Oui naturellement, une adoption est un choix et un désir partagé. Mais l’instinct maternel est souvent le plus fort et la vie sans possibilité d’avoir d’enfant, dans une majorité des cas pèse, avant tout sur les femmes.
D’autre part lorsqu’un couple ne peut pas enfanter (certains choisissent de ne pas avoir d’enfant c’est leur choix), notre société avec le poids de ses traditions indexe rapidement l’infertilité de la femme, et une pression s’exerce sur l’homme et souvent de sa plus proche famille pour qu’il quitte cette union sans enfants. Peu importe d’ailleurs si la stérilité est due à l’homme. La possibilité d’adopter permettrait d’offrir le bonheur de la parentalité à des femmes et des hommes.

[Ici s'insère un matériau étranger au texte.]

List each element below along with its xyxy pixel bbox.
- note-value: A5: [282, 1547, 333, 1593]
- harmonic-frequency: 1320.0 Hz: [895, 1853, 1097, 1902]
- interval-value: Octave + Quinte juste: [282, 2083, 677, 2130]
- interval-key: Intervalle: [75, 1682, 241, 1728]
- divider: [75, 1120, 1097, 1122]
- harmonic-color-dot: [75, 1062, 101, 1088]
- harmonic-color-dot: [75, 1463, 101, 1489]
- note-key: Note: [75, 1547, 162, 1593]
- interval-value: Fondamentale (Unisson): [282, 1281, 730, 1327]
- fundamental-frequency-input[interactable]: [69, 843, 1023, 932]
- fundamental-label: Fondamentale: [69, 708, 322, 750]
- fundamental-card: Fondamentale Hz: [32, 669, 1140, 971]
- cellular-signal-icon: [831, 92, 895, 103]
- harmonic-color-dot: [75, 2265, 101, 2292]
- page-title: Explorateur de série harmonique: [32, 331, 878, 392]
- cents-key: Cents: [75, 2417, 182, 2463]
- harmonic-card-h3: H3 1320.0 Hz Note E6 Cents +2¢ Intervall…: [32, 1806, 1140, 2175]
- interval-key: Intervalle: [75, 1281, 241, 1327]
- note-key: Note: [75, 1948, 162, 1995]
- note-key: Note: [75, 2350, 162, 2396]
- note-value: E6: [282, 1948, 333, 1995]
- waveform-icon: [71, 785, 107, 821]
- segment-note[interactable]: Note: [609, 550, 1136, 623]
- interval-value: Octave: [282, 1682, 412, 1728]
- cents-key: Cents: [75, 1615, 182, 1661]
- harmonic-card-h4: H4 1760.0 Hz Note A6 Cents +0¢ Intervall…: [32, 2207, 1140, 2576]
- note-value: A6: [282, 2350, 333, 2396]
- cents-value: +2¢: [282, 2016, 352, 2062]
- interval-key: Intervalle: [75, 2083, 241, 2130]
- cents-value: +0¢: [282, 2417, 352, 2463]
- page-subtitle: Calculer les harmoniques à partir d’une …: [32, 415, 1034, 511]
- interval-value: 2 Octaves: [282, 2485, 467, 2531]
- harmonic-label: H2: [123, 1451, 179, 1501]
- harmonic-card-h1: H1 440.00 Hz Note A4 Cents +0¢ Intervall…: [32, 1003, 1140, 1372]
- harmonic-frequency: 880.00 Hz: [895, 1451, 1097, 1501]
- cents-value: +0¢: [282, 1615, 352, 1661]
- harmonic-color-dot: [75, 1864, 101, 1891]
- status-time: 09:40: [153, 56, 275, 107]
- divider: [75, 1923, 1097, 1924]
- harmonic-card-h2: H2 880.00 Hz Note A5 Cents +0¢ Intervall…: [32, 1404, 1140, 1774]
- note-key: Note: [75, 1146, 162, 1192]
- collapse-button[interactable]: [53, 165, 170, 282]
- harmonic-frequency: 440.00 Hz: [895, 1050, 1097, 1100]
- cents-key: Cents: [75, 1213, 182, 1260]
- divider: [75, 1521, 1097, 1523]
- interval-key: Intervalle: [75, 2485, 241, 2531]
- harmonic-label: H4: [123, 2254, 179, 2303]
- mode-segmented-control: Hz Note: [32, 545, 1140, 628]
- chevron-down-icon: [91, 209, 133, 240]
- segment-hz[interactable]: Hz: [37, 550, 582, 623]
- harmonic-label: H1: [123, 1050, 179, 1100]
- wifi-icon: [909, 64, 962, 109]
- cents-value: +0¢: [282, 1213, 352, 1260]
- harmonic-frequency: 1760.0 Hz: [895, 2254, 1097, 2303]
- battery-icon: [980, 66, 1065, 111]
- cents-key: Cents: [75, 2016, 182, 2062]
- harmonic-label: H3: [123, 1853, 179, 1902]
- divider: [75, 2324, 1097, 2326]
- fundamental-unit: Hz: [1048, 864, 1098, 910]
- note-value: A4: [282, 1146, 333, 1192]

Cela éviterait les drames de ruptures qui dévastent bien des couples au Cameroun mais qui brisent avant tout l’existence de femmes, abandonnées par leur conjoint et vouées au jugement perpétuel de la société.
Bien entendu, le droit des enfants doit être aussi respecté, les capacités des familles d’accueil doivent être mesurées et un suivi dans le temps doit être effectué par des services sociaux afin de ne pas créer les petites cendrillons ou les petits esclaves de demain.


Des femmes ont tant d’amour maternel à donner et des enfants sont si seuls pour affronter leur vie qui commence si mal, que l’adoption plus qu’un droit nécessaire, constitue une forme indiscutable d’humanité que notre loi doit permettre d’étendre au plus grand nombre.


Cette avancée sera une immense respiration pour de nombreux couples et surtout pour des épouses et des compagnes qui veulent continuer avec l’être aimé le chemin commun de leur vie mais aussi pour ces femmes qui ont choisi de vivre seules.


Pouvoir adopter c’est une fierté et une dignité retrouvée pour des milliers de Camerounaises. Notre loi doit évoluer, l’adoption doit être accessible à toutes et à tous!